Nesse momento, observa-se que a deslegitimação do depoimento de R. vai além do descrédito de sua fala, menosprezando também as feridas em seu corpo, mantendo uma lógica patriarcal, expressando relações de poder assimétricas de opressão, dominação e exploração próprias da dominação masculina ocidental (Saffioti, 2004). Em pesquisa realizada em delegacia civil na cidade de Viçosa, Santos e Romagnoli (2017) também constatam a reprodução da violência por parte da instituição, endossando a culpabilização da mulher e o descrédito de sua queixa, já difícil de ser construída e vista como legítima frente à polícia. Corroborando com esses achados, em pesquisa com mulheres vítimas de violência conjugal na cidade de Porto Alegre, Rocha, Galeli e Antoni (2019), a rede social de apoio foi identificada como não-efetiva ou efetiva de acordo com as situações vivenciadas. A desqualificação da queixa, a incredulidade ou indiferença, o julgamento e a culpabilização da mulher foram atitudes frequentes identificadas como não-efetivas. Ao final do relato de R., é evidenciado que o agressor foi liberado e encaminhado para a casa, se encontrando com a ex-companheira e intensificando a violência sofrida. Assim, fica a reflexão que para além da fala e do próprio corpo, o que resta para legitimar a vida de uma mulher?

Quando nos referimos ao abrigamento, é necessário enfatizar que este é uma medida protetiva que tem como objetivo oferecer segurança, bem estar físico/emocional, informar sobre os direitos e contribuir para a reinserção social das mulheres que passam por esse espaço. Todavia, a partir das falas das entrevistadas, pode-se dizer que a preocupação com a construção da autonomia e a emancipação muitas vezes é deixada de lado e o processo de abrigamento passa a ter uma única finalidade: abrigar. A partir disso, é importante lutar pela construção de políticas públicas que realmente atendam a alta complexidade dos casos, entendendo o caráter multifacetado da violência.

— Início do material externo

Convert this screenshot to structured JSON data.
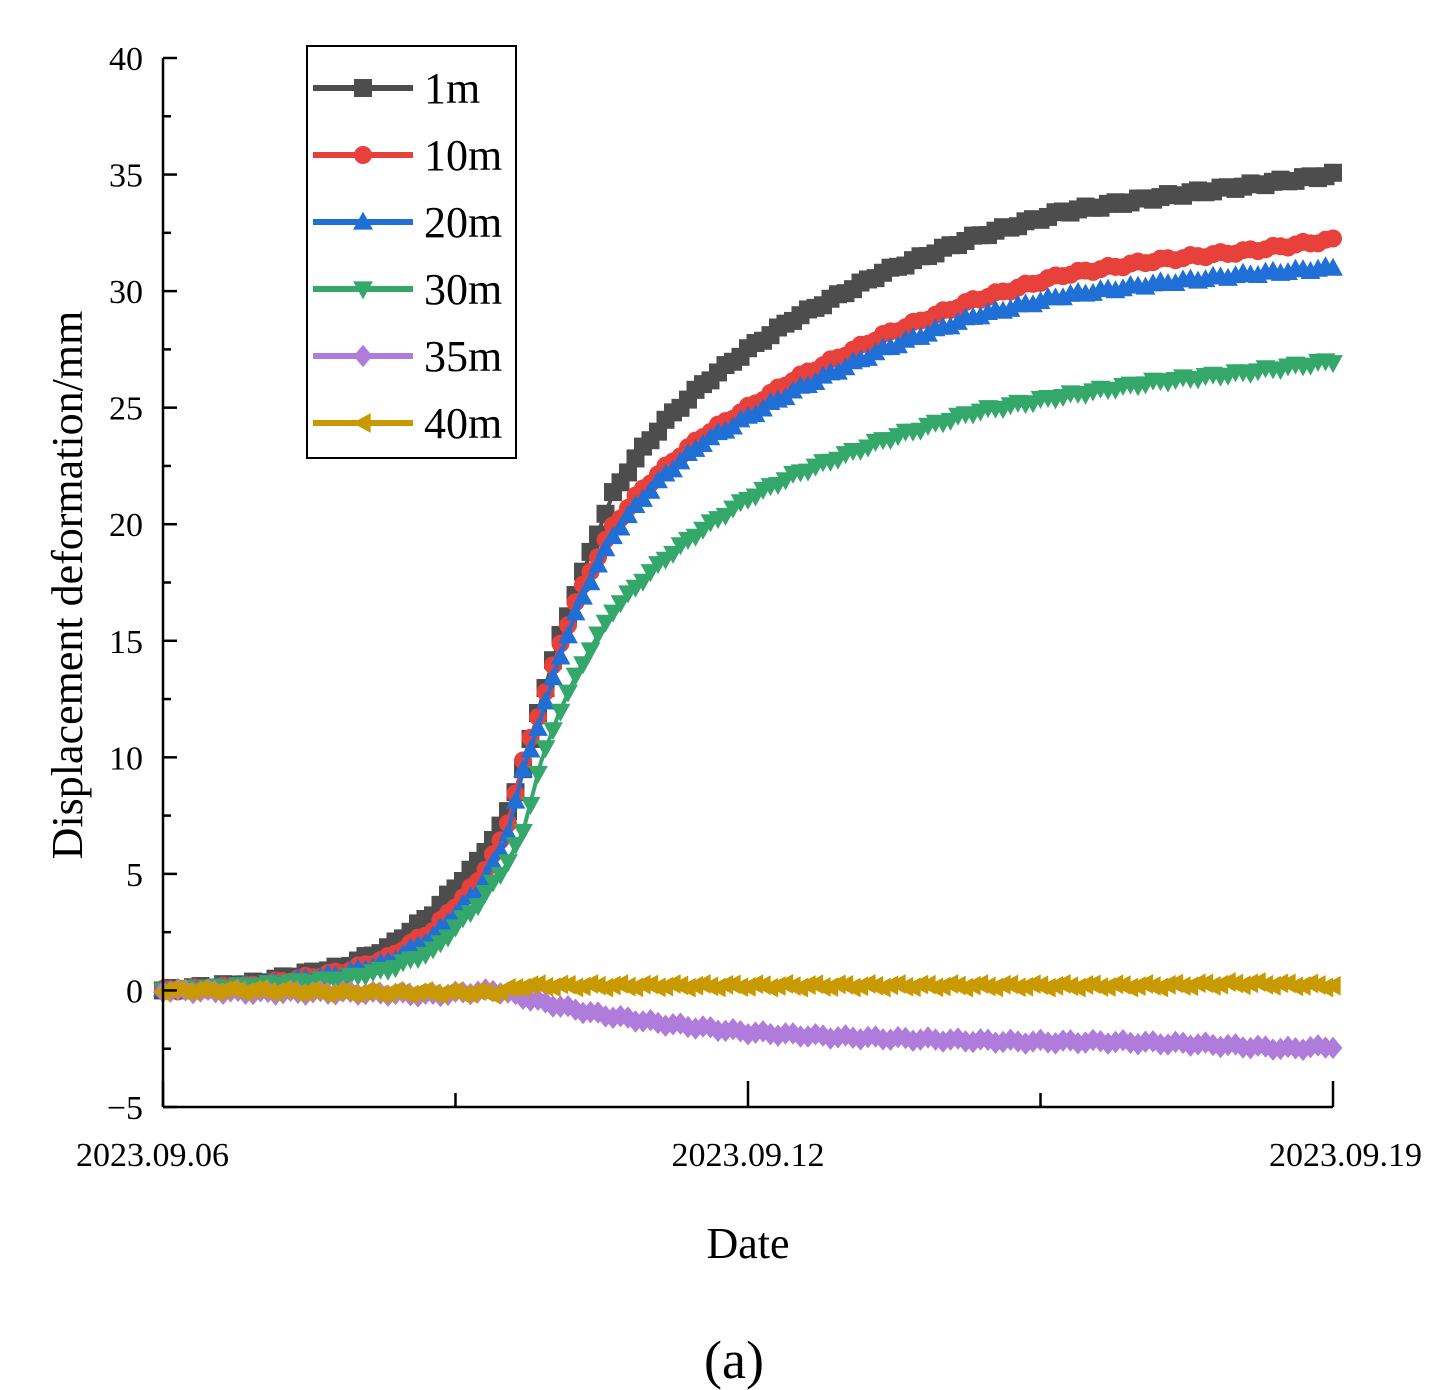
{
  "chart_data": {
    "type": "line",
    "title": "",
    "panel_label": "(a)",
    "xlabel": "Date",
    "ylabel": "Displacement deformation/mm",
    "x_unit": "days since 2023.09.06",
    "xlim": [
      0,
      13
    ],
    "ylim": [
      -5,
      40
    ],
    "x_ticks": [
      {
        "value": 0,
        "label": "2023.09.06"
      },
      {
        "value": 6.5,
        "label": "2023.09.12"
      },
      {
        "value": 13,
        "label": "2023.09.19"
      }
    ],
    "x_minor_ticks": [
      3.25,
      9.75
    ],
    "y_ticks": [
      {
        "value": -5,
        "label": "−5"
      },
      {
        "value": 0,
        "label": "0"
      },
      {
        "value": 5,
        "label": "5"
      },
      {
        "value": 10,
        "label": "10"
      },
      {
        "value": 15,
        "label": "15"
      },
      {
        "value": 20,
        "label": "20"
      },
      {
        "value": 25,
        "label": "25"
      },
      {
        "value": 30,
        "label": "30"
      },
      {
        "value": 35,
        "label": "35"
      },
      {
        "value": 40,
        "label": "40"
      }
    ],
    "y_minor_ticks": [
      -2.5,
      2.5,
      7.5,
      12.5,
      17.5,
      22.5,
      27.5,
      32.5,
      37.5
    ],
    "grid": false,
    "legend_position": "top-left",
    "series": [
      {
        "name": "1m",
        "color": "#4d4d4d",
        "marker": "square",
        "x": [
          0,
          1,
          2,
          2.5,
          3,
          3.5,
          3.8,
          4,
          4.2,
          4.4,
          4.6,
          4.8,
          5,
          5.3,
          5.6,
          6,
          6.5,
          7,
          8,
          9,
          10,
          11,
          12,
          13
        ],
        "y": [
          0,
          0.3,
          1.0,
          1.8,
          3.3,
          5.5,
          7.3,
          9.5,
          12.4,
          15.0,
          17.2,
          19.3,
          21.3,
          23.1,
          24.5,
          26.0,
          27.5,
          28.8,
          30.8,
          32.3,
          33.4,
          34.0,
          34.5,
          35.0
        ]
      },
      {
        "name": "10m",
        "color": "#e8403a",
        "marker": "circle",
        "x": [
          0,
          1,
          2,
          2.5,
          3,
          3.5,
          3.8,
          4,
          4.2,
          4.4,
          4.6,
          4.8,
          5,
          5.3,
          5.6,
          6,
          6.5,
          7,
          8,
          9,
          10,
          11,
          12,
          13
        ],
        "y": [
          0,
          0.2,
          0.8,
          1.4,
          2.6,
          4.7,
          6.7,
          9.8,
          12.2,
          14.7,
          16.8,
          18.4,
          19.9,
          21.4,
          22.5,
          23.8,
          25.0,
          26.2,
          28.1,
          29.6,
          30.7,
          31.3,
          31.7,
          32.2
        ]
      },
      {
        "name": "20m",
        "color": "#1f6fd6",
        "marker": "triangle-up",
        "x": [
          0,
          1,
          2,
          2.5,
          3,
          3.5,
          3.8,
          4,
          4.2,
          4.4,
          4.6,
          4.8,
          5,
          5.3,
          5.6,
          6,
          6.5,
          7,
          8,
          9,
          10,
          11,
          12,
          13
        ],
        "y": [
          0,
          0.2,
          0.7,
          1.2,
          2.3,
          4.3,
          6.3,
          9.4,
          11.7,
          14.2,
          16.3,
          18.0,
          19.5,
          21.0,
          22.2,
          23.5,
          24.6,
          25.7,
          27.5,
          28.9,
          29.8,
          30.3,
          30.7,
          31.0
        ]
      },
      {
        "name": "30m",
        "color": "#33a86a",
        "marker": "triangle-down",
        "x": [
          0,
          1,
          2,
          2.5,
          3,
          3.5,
          3.8,
          4,
          4.2,
          4.4,
          4.6,
          4.8,
          5,
          5.3,
          5.6,
          6,
          6.5,
          7,
          8,
          9,
          10,
          11,
          12,
          13
        ],
        "y": [
          0,
          0.2,
          0.5,
          0.9,
          1.7,
          3.7,
          5.3,
          6.8,
          9.8,
          11.9,
          13.6,
          15.0,
          16.3,
          17.5,
          18.6,
          19.8,
          21.1,
          22.1,
          23.6,
          24.8,
          25.5,
          26.1,
          26.5,
          27.0
        ]
      },
      {
        "name": "35m",
        "color": "#b07cdc",
        "marker": "diamond",
        "x": [
          0,
          1,
          2,
          3,
          3.7,
          4.2,
          4.8,
          5.5,
          6.5,
          7.5,
          8.5,
          9.5,
          10.5,
          11.5,
          12.5,
          13
        ],
        "y": [
          0,
          -0.1,
          -0.1,
          -0.2,
          0.0,
          -0.5,
          -1.0,
          -1.4,
          -1.8,
          -2.0,
          -2.1,
          -2.2,
          -2.2,
          -2.3,
          -2.5,
          -2.4
        ]
      },
      {
        "name": "40m",
        "color": "#c89a00",
        "marker": "triangle-left",
        "x": [
          0,
          1,
          2,
          3,
          3.7,
          4,
          5,
          6,
          7,
          8,
          9,
          10,
          11,
          12,
          13
        ],
        "y": [
          0,
          0,
          -0.1,
          -0.1,
          -0.1,
          0.2,
          0.2,
          0.2,
          0.2,
          0.2,
          0.2,
          0.2,
          0.2,
          0.3,
          0.2
        ]
      }
    ]
  }
}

Passaram 3 meses e jogaram a gente na rua, onde não tinha pra onde ir, família não apoia a gente, o agressor acha a gente . . . No abrigo [nome do abrigo em que estava anteriormente], como eu falei, eu fiquei mais deprimida. Eu fiquei deprimida porque eu sabia que eu ia ser jogada na rua, eu via as mulheres lá e eles faziam uma pressão psicológica, eles querem que você arrume a vida rápido. (E.)

Além disso, é importante refletir sobre a universalidade e a representatividade do sujeito de direito para as políticas públicas de assistência social, uma vez que as mesmas devem eleger um sujeito a quem se dirigem e por isso acabam universalizando suas ações. Esse é um mecanismo da macropolítica que tenta ordenar a realidade através de condutas normatizadas, que são necessárias, mas não suficientes para lidar com a violência. A Lei nº 11.340/2006) propõe a articulação de gênero e raça, mas nem sempre essa articulação é privilegiada na prática. De acordo com Saffioti (2004), o gênero deve ser definido a partir de uma visão de igualdade política e social que inclua o sexo, a raça e a classe, assim, a luta contra a violência deve considerar a complexidade das vulnerabilidades que cada mulher está exposta, já que as desigualdades se entrecruzam. Logo, a visibilidade das diferentes formas de opressão pode contribuir para políticas públicas mais assertivas e efetivas no enfrentamento à violação dos direitos das mulheres (Silveira, Nardi, & Spindler, 2014).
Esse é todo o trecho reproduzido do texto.